The Gates foundation’s seventh annual letter includes several “big bets” from the philanthropists on what they predict will be the big breakthroughs in global health, education and agriculture. There’s the genetic elements and there are the environmental elements, and those exposure times—breadth and depth—clearly have long-term impacts.” His answer is noteworthy, given the years and funding that the Gates Foundation has devoted to improving education. The letter states this year’s bets were inspired by the prediction Bill Gates and his Microsoft co-founder, Paul Allen, made 40 years ago, that personal computers and software would transform people’s lives. “Some people thought they were nuts. But climate change, an increasingly alarming global issue, is only briefly addressed, though the U.N. secretary-general has warned that this is the last generation that can do anything to avoid its worst effects. Their argument is predicated on advances in agriculture, health—including progress against youth mortality, polio, malaria, and HIV—and access to education, including online courses delivered to children in the developing world via cellphones.

The progress we’ve seen so far is very exciting – so exciting that we are doubling down on the bet we made 15 years ago and picking ambitious goals for what’s possible 15 years from now.” The world will have a vaccine to prevent people with malaria from spreading it to the mosquitoes that bite them, a single-dose cure that clears the parasite completely out of a person’s body, and a diagnostic test to show whether a person is infected with malaria. And by then, mobile money providers will be offering the full range of financial services, from interest-bearing savings accounts to credit to insurance. It was achieved between 1990 and now, and doing it again would bring the death rate to one child in 40 over the next decade and a half. “Sometimes these things don’t make the headlines, but they should,” she said. The foundation last year announced it would spend $50 million on the emergency response to Ebola in West Africa, where both WHO and Chan have been criticised for their handling of the worst outbreak of the disease in history. Having access to savings banks, loans, and cheap money transfers is important for the poor because it allows them to better weather financial shocks—brought on by poor growing seasons, for example—that make it hard to feed their families, get health care, or educate their children. “It’s the savings piece that we saw as so fundamentally key in this, that people can make these micropayments in their own accounts where they’re saving money,” said Melinda Gates. “Then when they go through these hunger seasons that happen every year in Africa, they can tide over in the hunger seasons in terms of buying food.

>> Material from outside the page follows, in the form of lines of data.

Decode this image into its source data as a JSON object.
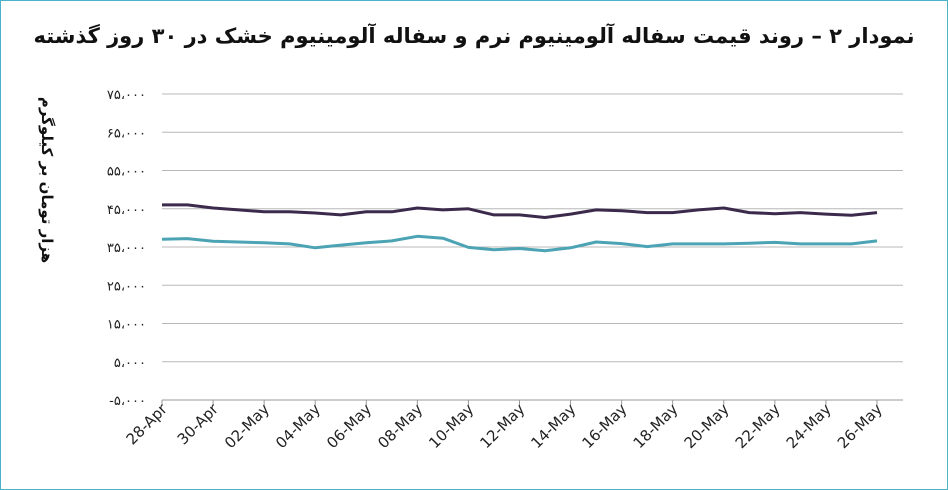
{
  "chart_data": {
    "type": "line",
    "title": "نمودار ۲ – روند قیمت سفاله آلومینیوم نرم و سفاله آلومینیوم خشک در ۳۰ روز گذشته",
    "ylabel": "هزار تومان بر کیلوگرم",
    "xlabel": "",
    "ylim": [
      -5000,
      75000
    ],
    "yticks": [
      -5000,
      5000,
      15000,
      25000,
      35000,
      45000,
      55000,
      65000,
      75000
    ],
    "ytick_labels": [
      "-۵،۰۰۰",
      "۵،۰۰۰",
      "۱۵،۰۰۰",
      "۲۵،۰۰۰",
      "۳۵،۰۰۰",
      "۴۵،۰۰۰",
      "۵۵،۰۰۰",
      "۶۵،۰۰۰",
      "۷۵،۰۰۰"
    ],
    "x_labels": [
      "28-Apr",
      "30-Apr",
      "02-May",
      "04-May",
      "06-May",
      "08-May",
      "10-May",
      "12-May",
      "14-May",
      "16-May",
      "18-May",
      "20-May",
      "22-May",
      "24-May",
      "26-May"
    ],
    "grid": true,
    "legend": "none",
    "series": [
      {
        "color": "#3c2a4d",
        "values": [
          46000,
          46000,
          45200,
          44700,
          44200,
          44200,
          43900,
          43400,
          44200,
          44200,
          45200,
          44700,
          45000,
          43400,
          43400,
          42700,
          43600,
          44700,
          44500,
          44000,
          44000,
          44700,
          45200,
          44000,
          43700,
          44000,
          43600,
          43300,
          44000
        ]
      },
      {
        "color": "#4ba3b4",
        "values": [
          37000,
          37200,
          36500,
          36300,
          36100,
          35800,
          34800,
          35500,
          36100,
          36600,
          37800,
          37300,
          34900,
          34300,
          34600,
          34000,
          34800,
          36300,
          35900,
          35100,
          35800,
          35800,
          35800,
          36000,
          36200,
          35800,
          35800,
          35800,
          36600
        ]
      }
    ]
  }
}
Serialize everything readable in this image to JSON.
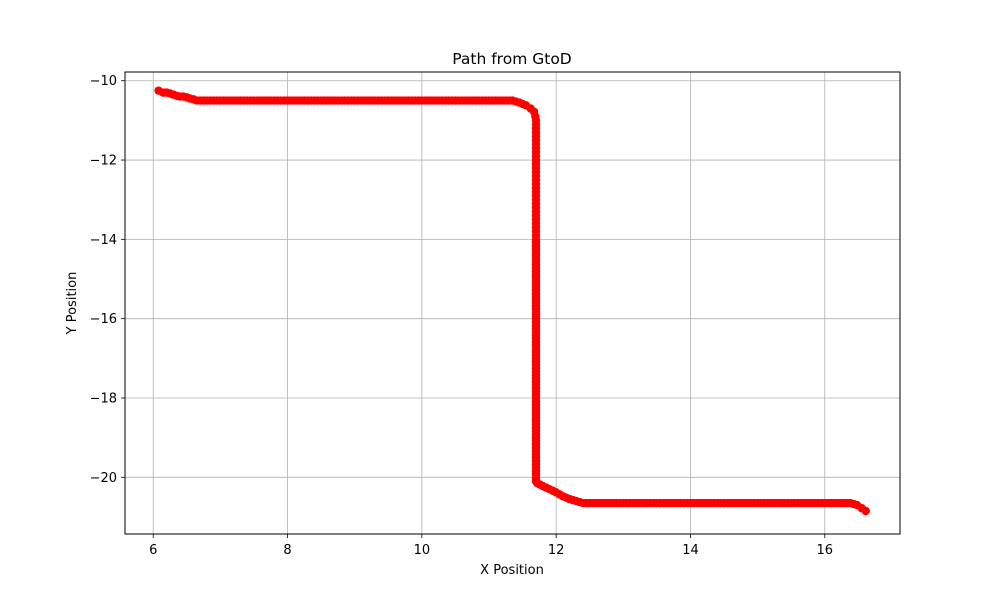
{
  "chart_data": {
    "type": "scatter",
    "title": "Path from GtoD",
    "xlabel": "X Position",
    "ylabel": "Y Position",
    "xlim": [
      5.58,
      17.12
    ],
    "ylim": [
      -21.43,
      -9.78
    ],
    "xticks": [
      6,
      8,
      10,
      12,
      14,
      16
    ],
    "yticks": [
      -10,
      -12,
      -14,
      -16,
      -18,
      -20
    ],
    "grid": true,
    "series": [
      {
        "color": "#ff0000",
        "marker": "circle",
        "x": [
          6.08,
          6.15,
          6.2,
          6.25,
          6.3,
          6.35,
          6.4,
          6.45,
          6.5,
          6.55,
          6.6,
          6.65,
          6.7,
          6.8,
          7.0,
          7.2,
          7.4,
          7.6,
          7.8,
          8.0,
          8.2,
          8.4,
          8.6,
          8.8,
          9.0,
          9.2,
          9.4,
          9.6,
          9.8,
          10.0,
          10.2,
          10.4,
          10.6,
          10.8,
          11.0,
          11.2,
          11.35,
          11.45,
          11.55,
          11.62,
          11.67,
          11.69,
          11.7,
          11.7,
          11.7,
          11.7,
          11.7,
          11.7,
          11.7,
          11.7,
          11.7,
          11.7,
          11.7,
          11.7,
          11.7,
          11.7,
          11.7,
          11.7,
          11.7,
          11.7,
          11.7,
          11.7,
          11.7,
          11.7,
          11.7,
          11.7,
          11.72,
          11.8,
          11.9,
          12.0,
          12.1,
          12.2,
          12.3,
          12.4,
          12.6,
          12.8,
          13.0,
          13.2,
          13.4,
          13.6,
          13.8,
          14.0,
          14.2,
          14.4,
          14.6,
          14.8,
          15.0,
          15.2,
          15.4,
          15.6,
          15.8,
          16.0,
          16.2,
          16.38,
          16.48,
          16.55,
          16.61
        ],
        "y": [
          -10.25,
          -10.3,
          -10.3,
          -10.32,
          -10.35,
          -10.38,
          -10.4,
          -10.4,
          -10.42,
          -10.45,
          -10.47,
          -10.5,
          -10.5,
          -10.5,
          -10.5,
          -10.5,
          -10.5,
          -10.5,
          -10.5,
          -10.5,
          -10.5,
          -10.5,
          -10.5,
          -10.5,
          -10.5,
          -10.5,
          -10.5,
          -10.5,
          -10.5,
          -10.5,
          -10.5,
          -10.5,
          -10.5,
          -10.5,
          -10.5,
          -10.5,
          -10.5,
          -10.55,
          -10.62,
          -10.7,
          -10.78,
          -10.9,
          -11.0,
          -11.3,
          -11.6,
          -11.9,
          -12.2,
          -12.5,
          -12.8,
          -13.1,
          -13.4,
          -13.7,
          -14.0,
          -14.4,
          -14.8,
          -15.2,
          -15.6,
          -16.0,
          -16.5,
          -17.0,
          -17.5,
          -18.0,
          -18.5,
          -19.0,
          -19.5,
          -20.1,
          -20.15,
          -20.22,
          -20.3,
          -20.38,
          -20.48,
          -20.55,
          -20.6,
          -20.65,
          -20.65,
          -20.65,
          -20.65,
          -20.65,
          -20.65,
          -20.65,
          -20.65,
          -20.65,
          -20.65,
          -20.65,
          -20.65,
          -20.65,
          -20.65,
          -20.65,
          -20.65,
          -20.65,
          -20.65,
          -20.65,
          -20.65,
          -20.65,
          -20.7,
          -20.78,
          -20.85
        ]
      }
    ]
  }
}
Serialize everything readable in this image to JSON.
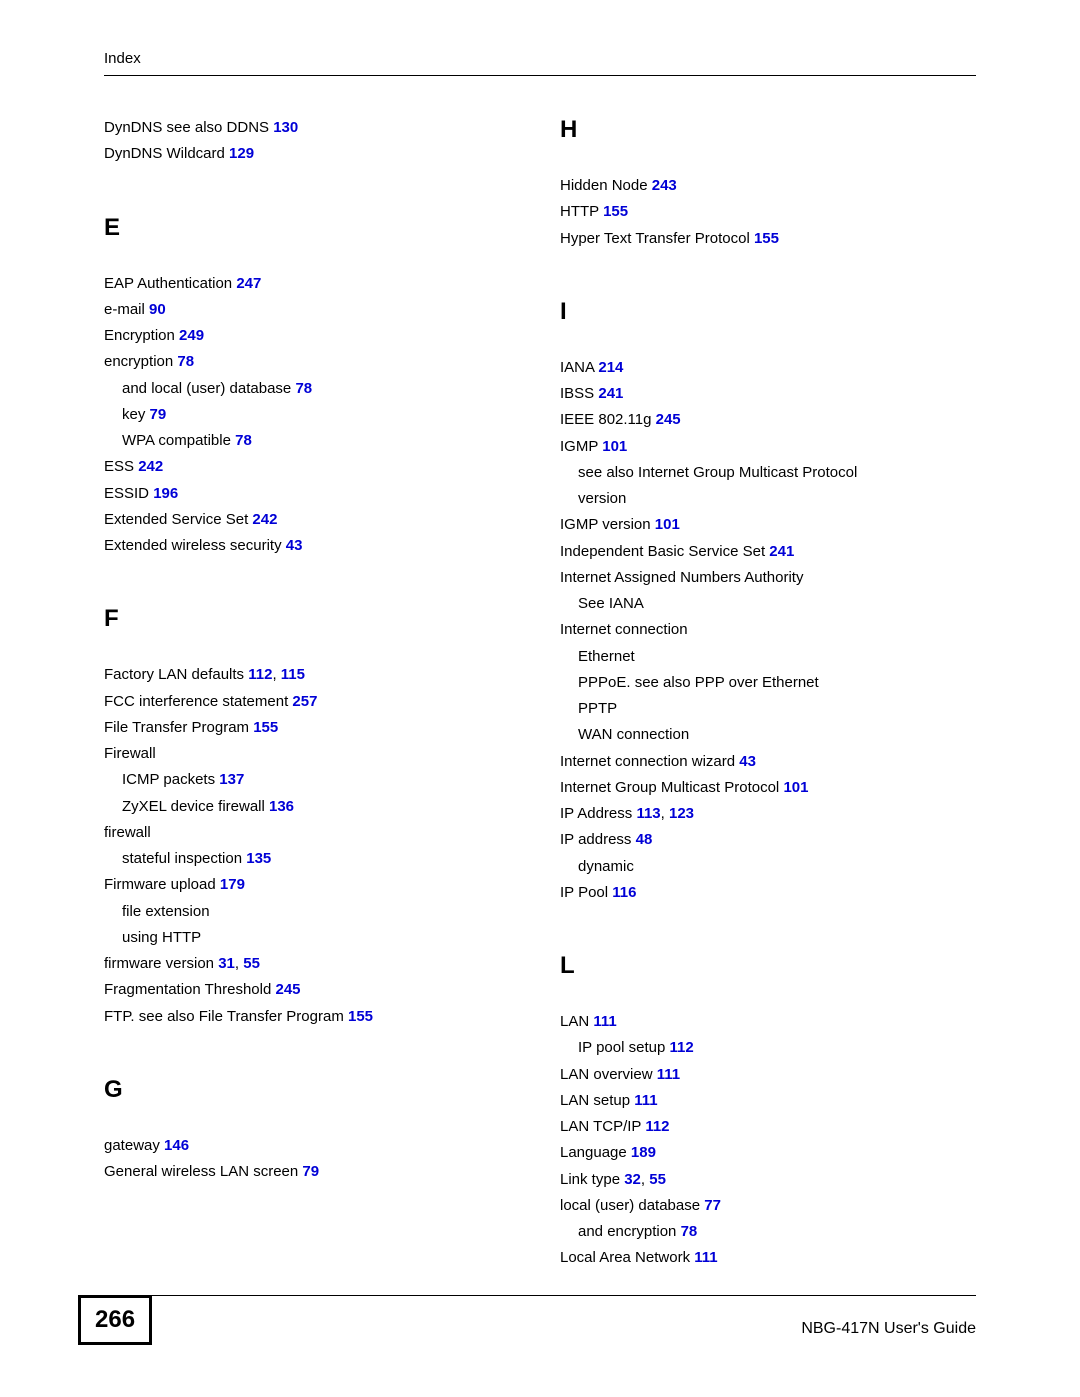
{
  "header": {
    "label": "Index"
  },
  "footer": {
    "page": "266",
    "title": "NBG-417N User's Guide"
  },
  "link_color": "#0000d6",
  "left": {
    "pre": [
      {
        "text": "DynDNS see also DDNS ",
        "pages": [
          "130"
        ]
      },
      {
        "text": "DynDNS Wildcard ",
        "pages": [
          "129"
        ]
      }
    ],
    "E": {
      "letter": "E",
      "items": [
        {
          "text": "EAP Authentication ",
          "pages": [
            "247"
          ]
        },
        {
          "text": "e-mail ",
          "pages": [
            "90"
          ]
        },
        {
          "text": "Encryption ",
          "pages": [
            "249"
          ]
        },
        {
          "text": "encryption ",
          "pages": [
            "78"
          ]
        },
        {
          "text": "and local (user) database ",
          "pages": [
            "78"
          ],
          "sub": true
        },
        {
          "text": "key ",
          "pages": [
            "79"
          ],
          "sub": true
        },
        {
          "text": "WPA compatible ",
          "pages": [
            "78"
          ],
          "sub": true
        },
        {
          "text": "ESS ",
          "pages": [
            "242"
          ]
        },
        {
          "text": "ESSID ",
          "pages": [
            "196"
          ]
        },
        {
          "text": "Extended Service Set ",
          "pages": [
            "242"
          ]
        },
        {
          "text": "Extended wireless security ",
          "pages": [
            "43"
          ]
        }
      ]
    },
    "F": {
      "letter": "F",
      "items": [
        {
          "text": "Factory LAN defaults ",
          "pages": [
            "112",
            "115"
          ]
        },
        {
          "text": "FCC interference statement ",
          "pages": [
            "257"
          ]
        },
        {
          "text": "File Transfer Program ",
          "pages": [
            "155"
          ]
        },
        {
          "text": "Firewall",
          "pages": []
        },
        {
          "text": "ICMP packets ",
          "pages": [
            "137"
          ],
          "sub": true
        },
        {
          "text": "ZyXEL device firewall ",
          "pages": [
            "136"
          ],
          "sub": true
        },
        {
          "text": "firewall",
          "pages": []
        },
        {
          "text": "stateful inspection ",
          "pages": [
            "135"
          ],
          "sub": true
        },
        {
          "text": "Firmware upload ",
          "pages": [
            "179"
          ]
        },
        {
          "text": "file extension",
          "pages": [],
          "sub": true
        },
        {
          "text": "using HTTP",
          "pages": [],
          "sub": true
        },
        {
          "text": "firmware version ",
          "pages": [
            "31",
            "55"
          ]
        },
        {
          "text": "Fragmentation Threshold ",
          "pages": [
            "245"
          ]
        },
        {
          "text": "FTP. see also File Transfer Program ",
          "pages": [
            "155"
          ]
        }
      ]
    },
    "G": {
      "letter": "G",
      "items": [
        {
          "text": "gateway ",
          "pages": [
            "146"
          ]
        },
        {
          "text": "General wireless LAN screen ",
          "pages": [
            "79"
          ]
        }
      ]
    }
  },
  "right": {
    "H": {
      "letter": "H",
      "items": [
        {
          "text": "Hidden Node ",
          "pages": [
            "243"
          ]
        },
        {
          "text": "HTTP ",
          "pages": [
            "155"
          ]
        },
        {
          "text": "Hyper Text Transfer Protocol ",
          "pages": [
            "155"
          ]
        }
      ]
    },
    "I": {
      "letter": "I",
      "items": [
        {
          "text": "IANA ",
          "pages": [
            "214"
          ]
        },
        {
          "text": "IBSS ",
          "pages": [
            "241"
          ]
        },
        {
          "text": "IEEE 802.11g ",
          "pages": [
            "245"
          ]
        },
        {
          "text": "IGMP ",
          "pages": [
            "101"
          ]
        },
        {
          "text": "see also Internet Group Multicast Protocol",
          "pages": [],
          "sub": true
        },
        {
          "text": "version",
          "pages": [],
          "sub": true
        },
        {
          "text": "IGMP version ",
          "pages": [
            "101"
          ]
        },
        {
          "text": "Independent Basic Service Set ",
          "pages": [
            "241"
          ]
        },
        {
          "text": "Internet Assigned Numbers Authority",
          "pages": []
        },
        {
          "text": "See IANA",
          "pages": [],
          "sub": true
        },
        {
          "text": "Internet connection",
          "pages": []
        },
        {
          "text": "Ethernet",
          "pages": [],
          "sub": true
        },
        {
          "text": "PPPoE. see also PPP over Ethernet",
          "pages": [],
          "sub": true
        },
        {
          "text": "PPTP",
          "pages": [],
          "sub": true
        },
        {
          "text": "WAN connection",
          "pages": [],
          "sub": true
        },
        {
          "text": "Internet connection wizard ",
          "pages": [
            "43"
          ]
        },
        {
          "text": "Internet Group Multicast Protocol ",
          "pages": [
            "101"
          ]
        },
        {
          "text": "IP Address ",
          "pages": [
            "113",
            "123"
          ]
        },
        {
          "text": "IP address ",
          "pages": [
            "48"
          ]
        },
        {
          "text": "dynamic",
          "pages": [],
          "sub": true
        },
        {
          "text": "IP Pool ",
          "pages": [
            "116"
          ]
        }
      ]
    },
    "L": {
      "letter": "L",
      "items": [
        {
          "text": "LAN ",
          "pages": [
            "111"
          ]
        },
        {
          "text": "IP pool setup ",
          "pages": [
            "112"
          ],
          "sub": true
        },
        {
          "text": "LAN overview ",
          "pages": [
            "111"
          ]
        },
        {
          "text": "LAN setup ",
          "pages": [
            "111"
          ]
        },
        {
          "text": "LAN TCP/IP ",
          "pages": [
            "112"
          ]
        },
        {
          "text": "Language ",
          "pages": [
            "189"
          ]
        },
        {
          "text": "Link type ",
          "pages": [
            "32",
            "55"
          ]
        },
        {
          "text": "local (user) database ",
          "pages": [
            "77"
          ]
        },
        {
          "text": "and encryption ",
          "pages": [
            "78"
          ],
          "sub": true
        },
        {
          "text": "Local Area Network ",
          "pages": [
            "111"
          ]
        }
      ]
    }
  }
}
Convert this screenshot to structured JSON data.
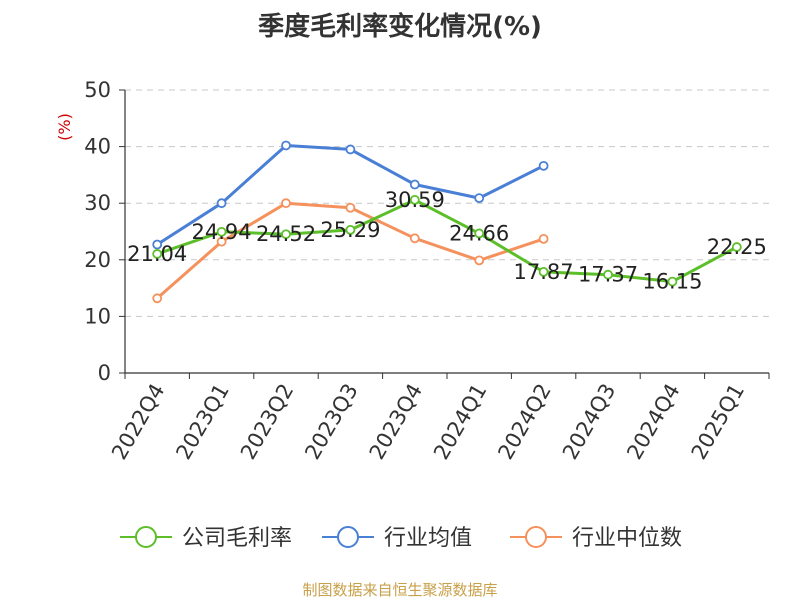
{
  "chart_data": {
    "type": "line",
    "title": "季度毛利率变化情况(%)",
    "ylabel": "(%)",
    "ylim": [
      0,
      50
    ],
    "yticks": [
      0,
      10,
      20,
      30,
      40,
      50
    ],
    "grid": true,
    "legend_position": "bottom",
    "categories": [
      "2022Q4",
      "2023Q1",
      "2023Q2",
      "2023Q3",
      "2023Q4",
      "2024Q1",
      "2024Q2",
      "2024Q3",
      "2024Q4",
      "2025Q1"
    ],
    "series": [
      {
        "name": "公司毛利率",
        "color": "#5cbf2a",
        "values": [
          21.04,
          24.94,
          24.52,
          25.29,
          30.59,
          24.66,
          17.87,
          17.37,
          16.15,
          22.25
        ],
        "labels": [
          "21.04",
          "24.94",
          "24.52",
          "25.29",
          "30.59",
          "24.66",
          "17.87",
          "17.37",
          "16.15",
          "22.25"
        ]
      },
      {
        "name": "行业均值",
        "color": "#4a7fd6",
        "values": [
          22.7,
          30.0,
          40.2,
          39.5,
          33.3,
          30.9,
          36.6,
          null,
          null,
          null
        ]
      },
      {
        "name": "行业中位数",
        "color": "#f5915c",
        "values": [
          13.2,
          23.2,
          30.0,
          29.2,
          23.8,
          19.9,
          23.7,
          null,
          null,
          null
        ]
      }
    ]
  },
  "source": "制图数据来自恒生聚源数据库"
}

But they really talk about then being able to have the school fees, when it comes time in the fall to pay the school fees, they don’t have to sell a cattle or a piece of jewelry or hope that the money is still around under the mattress. It’s also more cost-effective for financial institutions, since it’s otherwise not worth the overhead expense for them to handle tiny accounts and money flows. Traditional micro-finance—which typically requires a network of staff spread out in rural areas to dispense and manage the loans—has higher transaction costs than mobile banking, and can’t scale to reach as many people.

But he’s skeptical that an explosion of consumer finance in poorer countries will give rise to serious rivals to the existing global banks, because regulations in the developed world are a big hurdle.